There has been some controversy about the side effects of testosterone treatments for men with hypogonadism. Some researchers worry, for example, that the treatments might activate dormant prostate cancer in older men or might cause immunodeficiency. In the United States, a controversy between the Endocrine Society and a National Institutes of Health panel occurred only a few years ago on this topic. In recent well-controlled studies using the dosages actually used for treatment of hypogonadism, no serious side effects occurred. Indeed, positive effects on cardiovascular health were reported when proper doses of testosterone were administered. However, most physicians are not likely to prescribe testosterone for men who have undergone treatment for prostate cancer.

There is no consensus on whether testosterone can act as an aphrodisiac. Some studies have reported that testosterone administered to men with normal levels of testosterone can increase sexual enjoyment and activity. However, other studies suggest there is no benefit to increasing the androgen level beyond that of normal secretions by the testicles.

At the other extreme, treatment with certain steroids has been used to inhibit undesired male sexual behavior, such as pedophilia (sex with children), with variable success. For example, a synthetic progestin (medroxy-progesterone) has been reported to inhibit undesired sexual behavior. It acts by inhibiting the secretion of the pituitary hormones that maintain the production of testosterone by the testicles. Another way to decrease unwanted sexual activity is by the use of drugs known as anti-androgens (such as cyproterone acetate), which don’t affect testosterone secretion but instead prevent the action of the hormone in the brain, by preventing its interaction with specific receptors in brain neurons and other cells.
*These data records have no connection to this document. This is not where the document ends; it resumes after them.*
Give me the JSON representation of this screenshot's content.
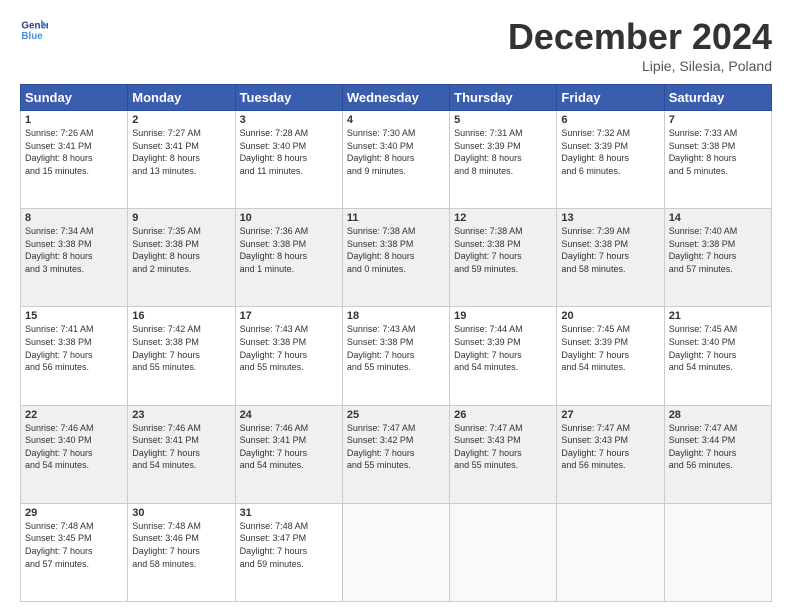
{
  "logo": {
    "general": "General",
    "blue": "Blue"
  },
  "title": "December 2024",
  "subtitle": "Lipie, Silesia, Poland",
  "days_header": [
    "Sunday",
    "Monday",
    "Tuesday",
    "Wednesday",
    "Thursday",
    "Friday",
    "Saturday"
  ],
  "weeks": [
    [
      {
        "day": "1",
        "info": "Sunrise: 7:26 AM\nSunset: 3:41 PM\nDaylight: 8 hours\nand 15 minutes."
      },
      {
        "day": "2",
        "info": "Sunrise: 7:27 AM\nSunset: 3:41 PM\nDaylight: 8 hours\nand 13 minutes."
      },
      {
        "day": "3",
        "info": "Sunrise: 7:28 AM\nSunset: 3:40 PM\nDaylight: 8 hours\nand 11 minutes."
      },
      {
        "day": "4",
        "info": "Sunrise: 7:30 AM\nSunset: 3:40 PM\nDaylight: 8 hours\nand 9 minutes."
      },
      {
        "day": "5",
        "info": "Sunrise: 7:31 AM\nSunset: 3:39 PM\nDaylight: 8 hours\nand 8 minutes."
      },
      {
        "day": "6",
        "info": "Sunrise: 7:32 AM\nSunset: 3:39 PM\nDaylight: 8 hours\nand 6 minutes."
      },
      {
        "day": "7",
        "info": "Sunrise: 7:33 AM\nSunset: 3:38 PM\nDaylight: 8 hours\nand 5 minutes."
      }
    ],
    [
      {
        "day": "8",
        "info": "Sunrise: 7:34 AM\nSunset: 3:38 PM\nDaylight: 8 hours\nand 3 minutes."
      },
      {
        "day": "9",
        "info": "Sunrise: 7:35 AM\nSunset: 3:38 PM\nDaylight: 8 hours\nand 2 minutes."
      },
      {
        "day": "10",
        "info": "Sunrise: 7:36 AM\nSunset: 3:38 PM\nDaylight: 8 hours\nand 1 minute."
      },
      {
        "day": "11",
        "info": "Sunrise: 7:38 AM\nSunset: 3:38 PM\nDaylight: 8 hours\nand 0 minutes."
      },
      {
        "day": "12",
        "info": "Sunrise: 7:38 AM\nSunset: 3:38 PM\nDaylight: 7 hours\nand 59 minutes."
      },
      {
        "day": "13",
        "info": "Sunrise: 7:39 AM\nSunset: 3:38 PM\nDaylight: 7 hours\nand 58 minutes."
      },
      {
        "day": "14",
        "info": "Sunrise: 7:40 AM\nSunset: 3:38 PM\nDaylight: 7 hours\nand 57 minutes."
      }
    ],
    [
      {
        "day": "15",
        "info": "Sunrise: 7:41 AM\nSunset: 3:38 PM\nDaylight: 7 hours\nand 56 minutes."
      },
      {
        "day": "16",
        "info": "Sunrise: 7:42 AM\nSunset: 3:38 PM\nDaylight: 7 hours\nand 55 minutes."
      },
      {
        "day": "17",
        "info": "Sunrise: 7:43 AM\nSunset: 3:38 PM\nDaylight: 7 hours\nand 55 minutes."
      },
      {
        "day": "18",
        "info": "Sunrise: 7:43 AM\nSunset: 3:38 PM\nDaylight: 7 hours\nand 55 minutes."
      },
      {
        "day": "19",
        "info": "Sunrise: 7:44 AM\nSunset: 3:39 PM\nDaylight: 7 hours\nand 54 minutes."
      },
      {
        "day": "20",
        "info": "Sunrise: 7:45 AM\nSunset: 3:39 PM\nDaylight: 7 hours\nand 54 minutes."
      },
      {
        "day": "21",
        "info": "Sunrise: 7:45 AM\nSunset: 3:40 PM\nDaylight: 7 hours\nand 54 minutes."
      }
    ],
    [
      {
        "day": "22",
        "info": "Sunrise: 7:46 AM\nSunset: 3:40 PM\nDaylight: 7 hours\nand 54 minutes."
      },
      {
        "day": "23",
        "info": "Sunrise: 7:46 AM\nSunset: 3:41 PM\nDaylight: 7 hours\nand 54 minutes."
      },
      {
        "day": "24",
        "info": "Sunrise: 7:46 AM\nSunset: 3:41 PM\nDaylight: 7 hours\nand 54 minutes."
      },
      {
        "day": "25",
        "info": "Sunrise: 7:47 AM\nSunset: 3:42 PM\nDaylight: 7 hours\nand 55 minutes."
      },
      {
        "day": "26",
        "info": "Sunrise: 7:47 AM\nSunset: 3:43 PM\nDaylight: 7 hours\nand 55 minutes."
      },
      {
        "day": "27",
        "info": "Sunrise: 7:47 AM\nSunset: 3:43 PM\nDaylight: 7 hours\nand 56 minutes."
      },
      {
        "day": "28",
        "info": "Sunrise: 7:47 AM\nSunset: 3:44 PM\nDaylight: 7 hours\nand 56 minutes."
      }
    ],
    [
      {
        "day": "29",
        "info": "Sunrise: 7:48 AM\nSunset: 3:45 PM\nDaylight: 7 hours\nand 57 minutes."
      },
      {
        "day": "30",
        "info": "Sunrise: 7:48 AM\nSunset: 3:46 PM\nDaylight: 7 hours\nand 58 minutes."
      },
      {
        "day": "31",
        "info": "Sunrise: 7:48 AM\nSunset: 3:47 PM\nDaylight: 7 hours\nand 59 minutes."
      },
      {
        "day": "",
        "info": ""
      },
      {
        "day": "",
        "info": ""
      },
      {
        "day": "",
        "info": ""
      },
      {
        "day": "",
        "info": ""
      }
    ]
  ]
}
In yet another use of steroids, for more than thirty years, men of all ages have been using anabolic steroids (androgens that stimulate protein synthesis, particularly in muscle) for bodybuilding. One of these steroids is 5-alpha-dihydrotestosterone (DHT), which is a normal metabolic product of testosterone. In most experimental animals, anabolic steroids such as DHT are much less potent in stimulating sexual behavior than is testosterone, and apparently the same is true in men. Some recent studies, however, indicate that when administered together with estrogen, DHT can be used to treat male anorgasmia and several other types of sexual disorder.